Из письма Эрвина я знаю, что он изо всех сил старается устроить их отъезд, получить визы на Кубу, чтобы оттуда перебраться в Соединенные Штаты, и предлагает кому-то необходимые для этого деньги. 13 июня 1939 года София с Мартой пишут снова, извиняются, что пропустили день рождения Курта (9 июня), и сообщают, что попытки Марты и Зигфрида выехать на Кубу пока «под вопросом», потому что это «очень трудно сделать».
Намерения их к этому времени переменились, и, судя по этим письмам, они очень хотят попасть в Лондон и воссоединиться с семьей. София отмечает, что для нее это лучше, потому что там они могут быть все вместе. Ее очень радует, что Курт с удовольствием ходит в школу: для нее это признак, что ему нравится учиться. Она убеждает его, что «прекрасные золотые годы молодости» (schöne, goldene Jugendzeit) проходят быстро и их нужно использовать как можно лучше.
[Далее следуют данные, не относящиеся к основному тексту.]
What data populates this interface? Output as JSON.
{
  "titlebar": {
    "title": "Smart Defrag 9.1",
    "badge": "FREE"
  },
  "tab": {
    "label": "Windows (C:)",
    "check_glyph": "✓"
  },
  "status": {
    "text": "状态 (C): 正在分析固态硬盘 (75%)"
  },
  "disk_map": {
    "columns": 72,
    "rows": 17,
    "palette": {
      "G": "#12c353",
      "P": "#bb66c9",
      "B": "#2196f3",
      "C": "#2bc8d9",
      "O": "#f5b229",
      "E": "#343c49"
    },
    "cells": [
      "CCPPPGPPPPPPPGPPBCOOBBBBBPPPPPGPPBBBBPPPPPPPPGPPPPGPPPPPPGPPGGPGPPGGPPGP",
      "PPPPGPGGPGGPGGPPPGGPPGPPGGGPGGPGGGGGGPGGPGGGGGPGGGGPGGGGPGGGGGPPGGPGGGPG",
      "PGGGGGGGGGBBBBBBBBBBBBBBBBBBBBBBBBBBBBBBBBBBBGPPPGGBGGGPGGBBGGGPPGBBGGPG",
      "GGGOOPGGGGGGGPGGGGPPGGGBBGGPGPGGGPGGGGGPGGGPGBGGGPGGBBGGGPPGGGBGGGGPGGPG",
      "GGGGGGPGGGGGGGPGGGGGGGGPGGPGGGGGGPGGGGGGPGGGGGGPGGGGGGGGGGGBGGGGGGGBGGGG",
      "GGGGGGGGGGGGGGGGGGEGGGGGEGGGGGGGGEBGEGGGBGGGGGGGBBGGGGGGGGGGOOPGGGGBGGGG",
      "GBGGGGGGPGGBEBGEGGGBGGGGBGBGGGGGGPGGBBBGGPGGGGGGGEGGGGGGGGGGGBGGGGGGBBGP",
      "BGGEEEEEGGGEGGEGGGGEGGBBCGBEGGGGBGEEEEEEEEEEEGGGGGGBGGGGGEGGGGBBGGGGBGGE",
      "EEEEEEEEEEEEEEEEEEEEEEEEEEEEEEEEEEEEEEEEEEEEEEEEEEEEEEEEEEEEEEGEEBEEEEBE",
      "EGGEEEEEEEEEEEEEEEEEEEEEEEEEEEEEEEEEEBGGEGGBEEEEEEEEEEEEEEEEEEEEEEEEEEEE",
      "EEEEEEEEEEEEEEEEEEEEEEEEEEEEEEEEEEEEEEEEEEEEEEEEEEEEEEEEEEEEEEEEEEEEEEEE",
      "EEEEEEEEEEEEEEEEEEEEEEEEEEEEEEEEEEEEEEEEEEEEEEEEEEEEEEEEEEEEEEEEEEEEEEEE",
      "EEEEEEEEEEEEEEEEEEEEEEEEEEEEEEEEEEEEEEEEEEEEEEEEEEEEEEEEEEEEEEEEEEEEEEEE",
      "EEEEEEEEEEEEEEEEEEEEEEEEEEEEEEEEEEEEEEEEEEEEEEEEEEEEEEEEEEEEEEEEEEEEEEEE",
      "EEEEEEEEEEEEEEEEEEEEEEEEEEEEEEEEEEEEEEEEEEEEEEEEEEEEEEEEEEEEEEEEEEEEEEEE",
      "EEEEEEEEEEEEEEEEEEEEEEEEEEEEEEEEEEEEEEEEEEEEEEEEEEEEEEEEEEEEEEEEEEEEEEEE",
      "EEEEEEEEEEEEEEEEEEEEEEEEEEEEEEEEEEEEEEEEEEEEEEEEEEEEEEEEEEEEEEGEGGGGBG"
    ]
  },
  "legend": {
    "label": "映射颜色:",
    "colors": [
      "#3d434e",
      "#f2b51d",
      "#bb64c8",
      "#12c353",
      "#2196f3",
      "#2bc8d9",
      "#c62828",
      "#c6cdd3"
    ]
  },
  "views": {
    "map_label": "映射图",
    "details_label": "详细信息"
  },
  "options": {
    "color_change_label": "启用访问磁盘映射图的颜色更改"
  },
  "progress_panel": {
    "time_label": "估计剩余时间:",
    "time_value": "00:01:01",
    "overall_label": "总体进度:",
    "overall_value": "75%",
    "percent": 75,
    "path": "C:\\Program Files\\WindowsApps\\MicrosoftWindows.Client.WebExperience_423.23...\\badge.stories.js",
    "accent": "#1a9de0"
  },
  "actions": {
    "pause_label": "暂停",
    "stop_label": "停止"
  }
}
София жалеет, что Курт с Петером учатся не вместе, но, как любая еврейская бабушка, утешается тем, что школы у них «хорошие».
Она переживает из-за погоды в Англии и волнуется, акклиматизировался ли там Курт и его родители. Я улыбаюсь, читая это. Еще в 1980-х годах, когда я училась в австрийской школе, австрийцы твердо верили, что погода в Лондоне ужасная, и я, помню, все время повторяла, что лондонцы не всегда живут в тумане.
В письме без даты, написанном, наверное, в первые дни лета 1939 года, София снова обращается к своему любимому «Куртерлю», благодаря за открытку, присланную им с каникул, которые она считает заслуженными после утомительного учебного года. Она спрашивает об оценках, огорчается, что у него пока не появилось возможности познакомиться с Георгом, с которым, как ей кажется, Курт хорошо поладит. София сообщает, что пока еще нет ясности, куда они поедут, и что их задерживает операция на глазах, которую нужно сделать Зигфриду. Он сам пока еще в санатории, а тетя Мария неотлучно ухаживает за ним. София просит Курта подробно писать о своей жизни, потому что ей все интересно.